D'un consensus à l'autre ? Pas d'accord.
 
Aujourd’hui, les ressources naturelles du Sud suscitent de nouveaux appétits. De nouvelles convoitises. La Chine y voit une double opportunité. Elle cherche à garantir sa sécurité énergétique en les exploitant et à convaincre de nouveaux États de soutenir sa diplomatie « d’intégrité territoriale », c’est-à-dire la non-reconnaissance de Taïwan. Le « consensus de Washington », diminué, cède progressivement la place au « consensus de Pékin ». Pour l'Afrique, il faut y voir un risque, un danger, une menace. Le continent est maintenu dans une spécialisation (les matières premières), il n’y a pas d’emploi créé pour les Africains puisque c’est une main-d’œuvre chinoise qui est employée et aucun nouveau modèle de développement n’est discuté ni même recherché.
 
Nouvel équilibre, nouvelles spécialisations.
 
Le rôles des pays riches est d'aider les pays en voie de développement à devenir les acteurs d’un nouvel équilibre entre les hémisphères. Certes, c’est loin d’être facile en l’état actuel de la spécialisation internationale. Mais c’est toute l’histoire du développement que de faire évoluer les spécialisations. Il ne s'agit pas de rigidifier les flux commerciaux, mais qui peut sincèrement croire que libre-échange résoudra les maux du Sud ? Le Nord et le Sud doivent gérer de concert l’ouverture de ce dernier au commerce mondial. Il faut des investissements en infrastructures. Il en faut dans les technologies, notamment dans leur mise au normes, pour réduire la fracture numérique entre le Nord et le Sud. Il faut des investissements dans la formation professionnelle. Il en faut dans les politiques sociales. Une attention particulière doit être accordée à celles et ceux qui ne bénéficient pas des courants d’échanges existants. Et puis, surtout, il faut des accords régionaux et non plus des accords bilatéraux.
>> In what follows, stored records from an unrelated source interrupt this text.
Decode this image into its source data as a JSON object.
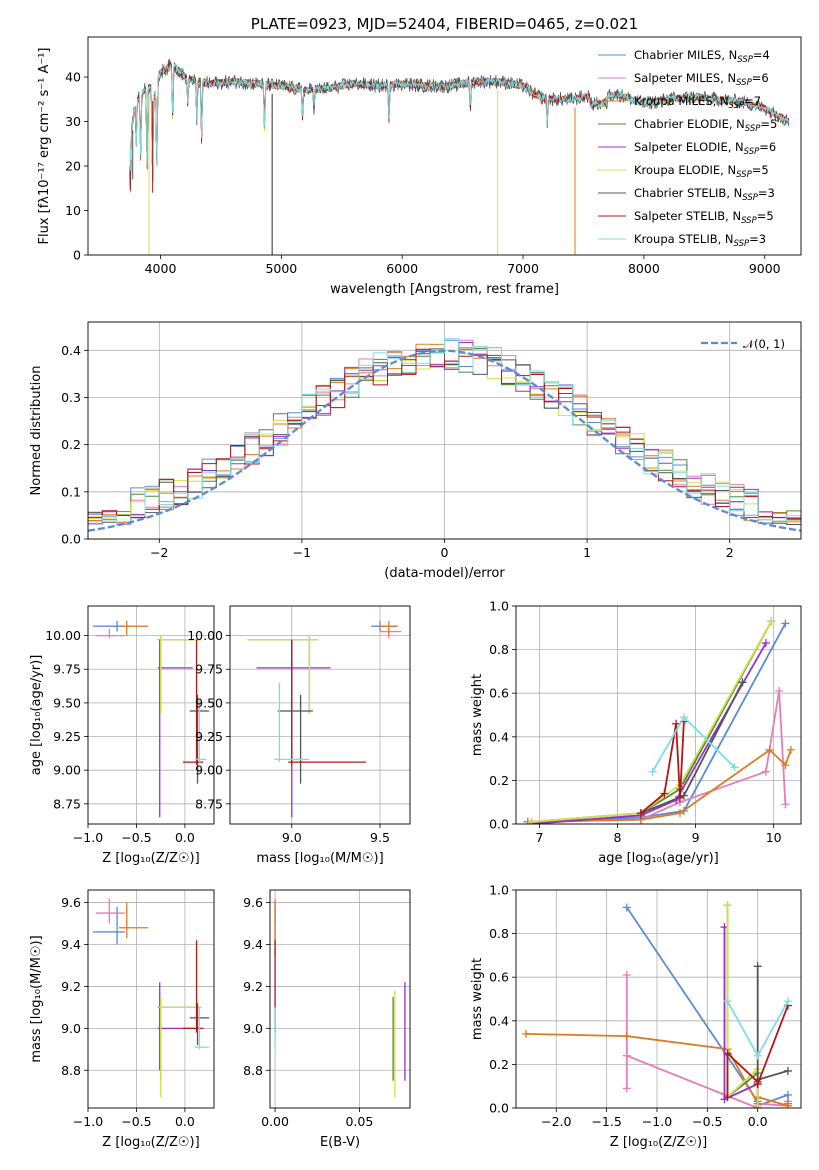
{
  "colors": {
    "chabrier_miles": "#5b8bd8",
    "salpeter_miles": "#e27fb8",
    "kroupa_miles": "#e07a20",
    "chabrier_elodie": "#4e8a3e",
    "salpeter_elodie": "#9b30c8",
    "kroupa_elodie": "#d4e04a",
    "chabrier_stelib": "#555555",
    "salpeter_stelib": "#b01818",
    "kroupa_stelib": "#7fdde0",
    "normal": "#5b8bd8"
  },
  "chart_data": [
    {
      "id": "spectrum",
      "type": "line",
      "title": "PLATE=0923, MJD=52404, FIBERID=0465, z=0.021",
      "xlabel": "wavelength [Angstrom, rest frame]",
      "ylabel": "Flux [fλ10⁻¹⁷ erg cm⁻² s⁻¹ A⁻¹]",
      "xlim": [
        3400,
        9300
      ],
      "ylim": [
        0,
        49
      ],
      "xticks": [
        "4000",
        "5000",
        "6000",
        "7000",
        "8000",
        "9000"
      ],
      "yticks": [
        "0",
        "10",
        "20",
        "30",
        "40"
      ],
      "legend_position": "top-right",
      "series": [
        {
          "name": "Chabrier MILES, N_SSP=4",
          "color_key": "chabrier_miles"
        },
        {
          "name": "Salpeter MILES, N_SSP=6",
          "color_key": "salpeter_miles"
        },
        {
          "name": "Kroupa MILES, N_SSP=7",
          "color_key": "kroupa_miles"
        },
        {
          "name": "Chabrier ELODIE, N_SSP=5",
          "color_key": "chabrier_elodie"
        },
        {
          "name": "Salpeter ELODIE, N_SSP=6",
          "color_key": "salpeter_elodie"
        },
        {
          "name": "Kroupa ELODIE, N_SSP=5",
          "color_key": "kroupa_elodie"
        },
        {
          "name": "Chabrier STELIB, N_SSP=3",
          "color_key": "chabrier_stelib"
        },
        {
          "name": "Salpeter STELIB, N_SSP=5",
          "color_key": "salpeter_stelib"
        },
        {
          "name": "Kroupa STELIB, N_SSP=3",
          "color_key": "kroupa_stelib"
        }
      ],
      "continuum_knots": {
        "x": [
          3740,
          3800,
          3900,
          3950,
          4000,
          4100,
          4200,
          4300,
          4400,
          4600,
          4800,
          5000,
          5200,
          5400,
          5600,
          5800,
          6000,
          6200,
          6400,
          6600,
          6800,
          7000,
          7100,
          7200,
          7400,
          7600,
          7800,
          8000,
          8200,
          8400,
          8600,
          8800,
          9000,
          9200
        ],
        "y": [
          25,
          35,
          38,
          36,
          41,
          43,
          40,
          39,
          38.5,
          39,
          38.5,
          38,
          37,
          37.5,
          38.5,
          38,
          38.5,
          38,
          38,
          39,
          39,
          38,
          36,
          35,
          35,
          36,
          36,
          34,
          35,
          35.5,
          35,
          34.5,
          33,
          30
        ]
      },
      "absorption_features": {
        "x": [
          3750,
          3800,
          3835,
          3889,
          3934,
          3969,
          4101,
          4226,
          4300,
          4340,
          4861,
          5175,
          5270,
          5890,
          6563,
          7200
        ],
        "depth": [
          12,
          10,
          14,
          18,
          20,
          18,
          12,
          6,
          9,
          13,
          10,
          6,
          4,
          8,
          6,
          5
        ]
      },
      "artifacts": [
        {
          "x": 3905,
          "y_min": 0,
          "color_key": "kroupa_elodie"
        },
        {
          "x": 4920,
          "y_min": 0,
          "color_key": "kroupa_stelib"
        },
        {
          "x": 4925,
          "y_min": 0,
          "color_key": "chabrier_stelib"
        },
        {
          "x": 6790,
          "y_min": 0,
          "color_key": "kroupa_elodie"
        },
        {
          "x": 7430,
          "y_min": 0,
          "color_key": "kroupa_miles"
        },
        {
          "x": 3750,
          "y_min": 19,
          "color_key": "kroupa_stelib"
        },
        {
          "x": 3770,
          "y_min": 17,
          "color_key": "chabrier_stelib"
        },
        {
          "x": 3935,
          "y_min": 14,
          "color_key": "salpeter_stelib"
        }
      ]
    },
    {
      "id": "residuals",
      "type": "histogram",
      "xlabel": "(data-model)/error",
      "ylabel": "Normed distribution",
      "xlim": [
        -2.5,
        2.5
      ],
      "ylim": [
        0,
        0.46
      ],
      "xticks": [
        "−2",
        "−1",
        "0",
        "1",
        "2"
      ],
      "yticks": [
        "0.0",
        "0.1",
        "0.2",
        "0.3",
        "0.4"
      ],
      "grid": true,
      "legend_position": "top-right",
      "normal_label": "𝒩(0, 1)",
      "bin_width": 0.1,
      "bin_start": -2.5
    },
    {
      "id": "age-vs-Z",
      "type": "errorbar",
      "xlabel": "Z [log₁₀(Z/Z☉)]",
      "ylabel": "age  [log₁₀(age/yr)]",
      "xlim": [
        -1.0,
        0.3
      ],
      "ylim": [
        8.6,
        10.22
      ],
      "xticks": [
        "−1.0",
        "−0.5",
        "0.0"
      ],
      "yticks": [
        "8.75",
        "9.00",
        "9.25",
        "9.50",
        "9.75",
        "10.00"
      ],
      "grid": true,
      "points": [
        {
          "color_key": "chabrier_miles",
          "x": -0.7,
          "x_lo": -0.95,
          "x_hi": -0.62,
          "y": 10.07,
          "y_lo": 10.03,
          "y_hi": 10.11
        },
        {
          "color_key": "salpeter_miles",
          "x": -0.78,
          "x_lo": -0.92,
          "x_hi": -0.62,
          "y": 10.0,
          "y_lo": 9.98,
          "y_hi": 10.05
        },
        {
          "color_key": "kroupa_miles",
          "x": -0.6,
          "x_lo": -0.68,
          "x_hi": -0.38,
          "y": 10.07,
          "y_lo": 10.0,
          "y_hi": 10.11
        },
        {
          "color_key": "chabrier_elodie",
          "x": -0.25,
          "x_lo": -0.28,
          "x_hi": 0.17,
          "y": 9.97,
          "y_lo": 9.42,
          "y_hi": 10.0
        },
        {
          "color_key": "salpeter_elodie",
          "x": -0.26,
          "x_lo": -0.28,
          "x_hi": 0.08,
          "y": 9.76,
          "y_lo": 8.65,
          "y_hi": 9.97
        },
        {
          "color_key": "kroupa_elodie",
          "x": -0.25,
          "x_lo": -0.27,
          "x_hi": 0.17,
          "y": 9.97,
          "y_lo": 9.42,
          "y_hi": 10.0
        },
        {
          "color_key": "chabrier_stelib",
          "x": 0.13,
          "x_lo": 0.05,
          "x_hi": 0.25,
          "y": 9.44,
          "y_lo": 8.9,
          "y_hi": 9.56
        },
        {
          "color_key": "salpeter_stelib",
          "x": 0.12,
          "x_lo": -0.02,
          "x_hi": 0.19,
          "y": 9.06,
          "y_lo": 9.04,
          "y_hi": 9.97
        },
        {
          "color_key": "kroupa_stelib",
          "x": 0.15,
          "x_lo": 0.1,
          "x_hi": 0.22,
          "y": 9.08,
          "y_lo": 9.06,
          "y_hi": 9.52
        }
      ]
    },
    {
      "id": "age-vs-mass",
      "type": "errorbar",
      "xlabel": "mass [log₁₀(M/M☉)]",
      "xlim": [
        8.65,
        9.67
      ],
      "ylim": [
        8.6,
        10.22
      ],
      "xticks": [
        "9.0",
        "9.5"
      ],
      "yticks": [
        "8.75",
        "9.00",
        "9.25",
        "9.50",
        "9.75",
        "10.00"
      ],
      "grid": true,
      "points": [
        {
          "color_key": "chabrier_miles",
          "x": 9.5,
          "x_lo": 9.45,
          "x_hi": 9.6,
          "y": 10.07,
          "y_lo": 10.03,
          "y_hi": 10.11
        },
        {
          "color_key": "salpeter_miles",
          "x": 9.55,
          "x_lo": 9.5,
          "x_hi": 9.62,
          "y": 10.03,
          "y_lo": 9.98,
          "y_hi": 10.08
        },
        {
          "color_key": "kroupa_miles",
          "x": 9.55,
          "x_lo": 9.5,
          "x_hi": 9.6,
          "y": 10.07,
          "y_lo": 10.0,
          "y_hi": 10.11
        },
        {
          "color_key": "chabrier_elodie",
          "x": 9.1,
          "x_lo": 8.75,
          "x_hi": 9.15,
          "y": 9.97,
          "y_lo": 9.42,
          "y_hi": 10.0
        },
        {
          "color_key": "salpeter_elodie",
          "x": 9.0,
          "x_lo": 8.8,
          "x_hi": 9.22,
          "y": 9.76,
          "y_lo": 8.65,
          "y_hi": 9.97
        },
        {
          "color_key": "kroupa_elodie",
          "x": 9.1,
          "x_lo": 8.75,
          "x_hi": 9.15,
          "y": 9.97,
          "y_lo": 9.42,
          "y_hi": 10.0
        },
        {
          "color_key": "chabrier_stelib",
          "x": 9.05,
          "x_lo": 8.92,
          "x_hi": 9.12,
          "y": 9.44,
          "y_lo": 8.9,
          "y_hi": 9.56
        },
        {
          "color_key": "salpeter_stelib",
          "x": 9.0,
          "x_lo": 8.98,
          "x_hi": 9.42,
          "y": 9.06,
          "y_lo": 9.04,
          "y_hi": 9.97
        },
        {
          "color_key": "kroupa_stelib",
          "x": 8.93,
          "x_lo": 8.9,
          "x_hi": 9.1,
          "y": 9.08,
          "y_lo": 9.06,
          "y_hi": 9.65
        }
      ]
    },
    {
      "id": "weight-vs-age",
      "type": "line",
      "xlabel": "age  [log₁₀(age/yr)]",
      "ylabel": "mass weight",
      "xlim": [
        6.7,
        10.35
      ],
      "ylim": [
        0,
        1
      ],
      "xticks": [
        "7",
        "8",
        "9",
        "10"
      ],
      "yticks": [
        "0.0",
        "0.2",
        "0.4",
        "0.6",
        "0.8",
        "1.0"
      ],
      "grid": true,
      "series": [
        {
          "color_key": "chabrier_miles",
          "x": [
            6.85,
            8.3,
            8.85,
            10.15
          ],
          "y": [
            0.01,
            0.03,
            0.06,
            0.92
          ]
        },
        {
          "color_key": "salpeter_miles",
          "x": [
            6.9,
            8.3,
            8.8,
            9.9,
            10.07,
            10.15
          ],
          "y": [
            0.01,
            0.02,
            0.1,
            0.24,
            0.61,
            0.09
          ]
        },
        {
          "color_key": "kroupa_miles",
          "x": [
            6.85,
            8.3,
            8.8,
            9.95,
            10.15,
            10.22
          ],
          "y": [
            0.01,
            0.02,
            0.05,
            0.34,
            0.27,
            0.34
          ]
        },
        {
          "color_key": "chabrier_elodie",
          "x": [
            6.9,
            8.3,
            8.8,
            9.97
          ],
          "y": [
            0.01,
            0.05,
            0.16,
            0.93
          ]
        },
        {
          "color_key": "salpeter_elodie",
          "x": [
            6.9,
            8.3,
            8.75,
            9.9
          ],
          "y": [
            0.0,
            0.04,
            0.11,
            0.83
          ]
        },
        {
          "color_key": "kroupa_elodie",
          "x": [
            6.9,
            8.3,
            8.8,
            9.97
          ],
          "y": [
            0.01,
            0.05,
            0.18,
            0.93
          ]
        },
        {
          "color_key": "chabrier_stelib",
          "x": [
            8.3,
            8.85,
            9.6
          ],
          "y": [
            0.05,
            0.13,
            0.65
          ]
        },
        {
          "color_key": "salpeter_stelib",
          "x": [
            8.3,
            8.6,
            8.75,
            8.8,
            8.85
          ],
          "y": [
            0.05,
            0.14,
            0.46,
            0.12,
            0.47
          ]
        },
        {
          "color_key": "kroupa_stelib",
          "x": [
            8.45,
            8.85,
            9.5
          ],
          "y": [
            0.24,
            0.49,
            0.26
          ]
        }
      ]
    },
    {
      "id": "mass-vs-Z",
      "type": "errorbar",
      "xlabel": "Z [log₁₀(Z/Z☉)]",
      "ylabel": "mass [log₁₀(M/M☉)]",
      "xlim": [
        -1.0,
        0.3
      ],
      "ylim": [
        8.62,
        9.66
      ],
      "xticks": [
        "−1.0",
        "−0.5",
        "0.0"
      ],
      "yticks": [
        "8.8",
        "9.0",
        "9.2",
        "9.4",
        "9.6"
      ],
      "grid": true,
      "points": [
        {
          "color_key": "chabrier_miles",
          "x": -0.7,
          "x_lo": -0.95,
          "x_hi": -0.62,
          "y": 9.46,
          "y_lo": 9.4,
          "y_hi": 9.58
        },
        {
          "color_key": "salpeter_miles",
          "x": -0.78,
          "x_lo": -0.92,
          "x_hi": -0.62,
          "y": 9.55,
          "y_lo": 9.5,
          "y_hi": 9.62
        },
        {
          "color_key": "kroupa_miles",
          "x": -0.6,
          "x_lo": -0.68,
          "x_hi": -0.38,
          "y": 9.48,
          "y_lo": 9.43,
          "y_hi": 9.6
        },
        {
          "color_key": "chabrier_elodie",
          "x": -0.25,
          "x_lo": -0.28,
          "x_hi": 0.17,
          "y": 9.1,
          "y_lo": 8.75,
          "y_hi": 9.15
        },
        {
          "color_key": "salpeter_elodie",
          "x": -0.26,
          "x_lo": -0.28,
          "x_hi": 0.08,
          "y": 9.0,
          "y_lo": 8.8,
          "y_hi": 9.22
        },
        {
          "color_key": "kroupa_elodie",
          "x": -0.25,
          "x_lo": -0.27,
          "x_hi": 0.17,
          "y": 9.1,
          "y_lo": 8.67,
          "y_hi": 9.15
        },
        {
          "color_key": "chabrier_stelib",
          "x": 0.13,
          "x_lo": 0.05,
          "x_hi": 0.25,
          "y": 9.05,
          "y_lo": 8.92,
          "y_hi": 9.12
        },
        {
          "color_key": "salpeter_stelib",
          "x": 0.12,
          "x_lo": -0.02,
          "x_hi": 0.19,
          "y": 9.0,
          "y_lo": 8.98,
          "y_hi": 9.42
        },
        {
          "color_key": "kroupa_stelib",
          "x": 0.15,
          "x_lo": 0.1,
          "x_hi": 0.25,
          "y": 8.91,
          "y_lo": 8.9,
          "y_hi": 9.1
        }
      ]
    },
    {
      "id": "mass-vs-ebv",
      "type": "errorbar",
      "xlabel": "E(B-V)",
      "xlim": [
        -0.003,
        0.08
      ],
      "ylim": [
        8.62,
        9.66
      ],
      "xticks": [
        "0.00",
        "0.05"
      ],
      "yticks": [
        "8.8",
        "9.0",
        "9.2",
        "9.4",
        "9.6"
      ],
      "grid": true,
      "points": [
        {
          "color_key": "chabrier_miles",
          "x": 0.0,
          "y": 9.46,
          "y_lo": 9.4,
          "y_hi": 9.58
        },
        {
          "color_key": "salpeter_miles",
          "x": 0.0,
          "y": 9.55,
          "y_lo": 9.5,
          "y_hi": 9.62
        },
        {
          "color_key": "kroupa_miles",
          "x": 0.0,
          "y": 9.48,
          "y_lo": 9.35,
          "y_hi": 9.61
        },
        {
          "color_key": "salpeter_stelib",
          "x": 0.0,
          "y": 9.0,
          "y_lo": 8.98,
          "y_hi": 9.42
        },
        {
          "color_key": "kroupa_stelib",
          "x": 0.0,
          "y": 9.0,
          "y_lo": 8.9,
          "y_hi": 9.1
        },
        {
          "color_key": "chabrier_elodie",
          "x": 0.07,
          "y": 9.1,
          "y_lo": 8.75,
          "y_hi": 9.15
        },
        {
          "color_key": "kroupa_elodie",
          "x": 0.071,
          "y": 9.1,
          "y_lo": 8.67,
          "y_hi": 9.18
        },
        {
          "color_key": "salpeter_elodie",
          "x": 0.077,
          "y": 9.0,
          "y_lo": 8.75,
          "y_hi": 9.22
        }
      ]
    },
    {
      "id": "weight-vs-Z",
      "type": "line",
      "xlabel": "Z [log₁₀(Z/Z☉)]",
      "ylabel": "mass weight",
      "xlim": [
        -2.4,
        0.43
      ],
      "ylim": [
        0,
        1
      ],
      "xticks": [
        "−2.0",
        "−1.5",
        "−1.0",
        "−0.5",
        "0.0"
      ],
      "yticks": [
        "0.0",
        "0.2",
        "0.4",
        "0.6",
        "0.8",
        "1.0"
      ],
      "grid": true,
      "series": [
        {
          "color_key": "chabrier_miles",
          "x": [
            -1.3,
            0.0,
            0.0,
            0.3,
            0.3
          ],
          "y": [
            0.92,
            0.03,
            0.01,
            0.06,
            0.02
          ]
        },
        {
          "color_key": "salpeter_miles",
          "x": [
            -1.3,
            -1.3,
            -1.3,
            0.0,
            0.0,
            0.3,
            0.3
          ],
          "y": [
            0.61,
            0.09,
            0.24,
            0.0,
            0.02,
            0.01,
            0.03
          ]
        },
        {
          "color_key": "kroupa_miles",
          "x": [
            -2.3,
            -1.3,
            -0.3,
            0.0,
            0.0,
            0.3,
            0.3
          ],
          "y": [
            0.34,
            0.33,
            0.27,
            0.02,
            0.05,
            0.01,
            0.02
          ]
        },
        {
          "color_key": "chabrier_elodie",
          "x": [
            -0.3,
            -0.3,
            0.0,
            0.0
          ],
          "y": [
            0.93,
            0.05,
            0.16,
            0.01
          ]
        },
        {
          "color_key": "salpeter_elodie",
          "x": [
            -0.33,
            -0.33,
            0.0,
            0.0
          ],
          "y": [
            0.83,
            0.04,
            0.11,
            0.0
          ]
        },
        {
          "color_key": "kroupa_elodie",
          "x": [
            -0.3,
            -0.3,
            0.0,
            0.0
          ],
          "y": [
            0.93,
            0.05,
            0.18,
            0.01
          ]
        },
        {
          "color_key": "chabrier_stelib",
          "x": [
            0.0,
            0.0,
            0.3
          ],
          "y": [
            0.65,
            0.13,
            0.17
          ]
        },
        {
          "color_key": "salpeter_stelib",
          "x": [
            -0.3,
            -0.3,
            0.0,
            0.0,
            0.3
          ],
          "y": [
            0.05,
            0.25,
            0.12,
            0.11,
            0.47
          ]
        },
        {
          "color_key": "kroupa_stelib",
          "x": [
            -0.3,
            0.0,
            0.3
          ],
          "y": [
            0.49,
            0.24,
            0.49
          ]
        }
      ]
    }
  ]
}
C’est un immense chantier.
 
 
 
8 propositions pour commencer:
 
La logique de prêt et de dons n’est pas suffisante. Elle est même dépassée. Si nous voulons moderniser notre approche, nous devons :
 
 
-      Nous doter d’une grande Agence pour le Développement Partagé. Si possible au niveau européen.
 
-      Inscrire l’aide au développement dans une stratégie de croissance. Cette aide doit tenir compte de la préservation des biens publics mondiaux, comme la biodiversité et le climat. Elle doit aussi permettre de lutter contre les pandémies.
 
-      Rehausser l'aide publique au développement (ADP) de la France pour atteindre 0,7 % du RNB, conformément à nos engagements.
 
-      Reconnaître comme un préalable l'annulation de la dette publique extérieure de certains pays.
 
-      Dépasser le cadre des seules relations inter-étatiques et ouvrir le cercle des partenaires.
 
-      Soutenir l'émergence d'une véritable Union Africaine en privilégiant les accords régionaux au détriment des accords bilatéraux et en réservant une partie des fonds d’aide au développement aux projets régionaux.
 
-      Multiplier les créations d'institutions internationales, universitaires notamment, basées dans les pays du Sud et cofinancées par ses pays.
 
-      Concentrer tous les moyens dans un nombre limité d'organismes et créer une agence non gouvernementale chargé d'établir la hiérarchie des besoins en médicaments.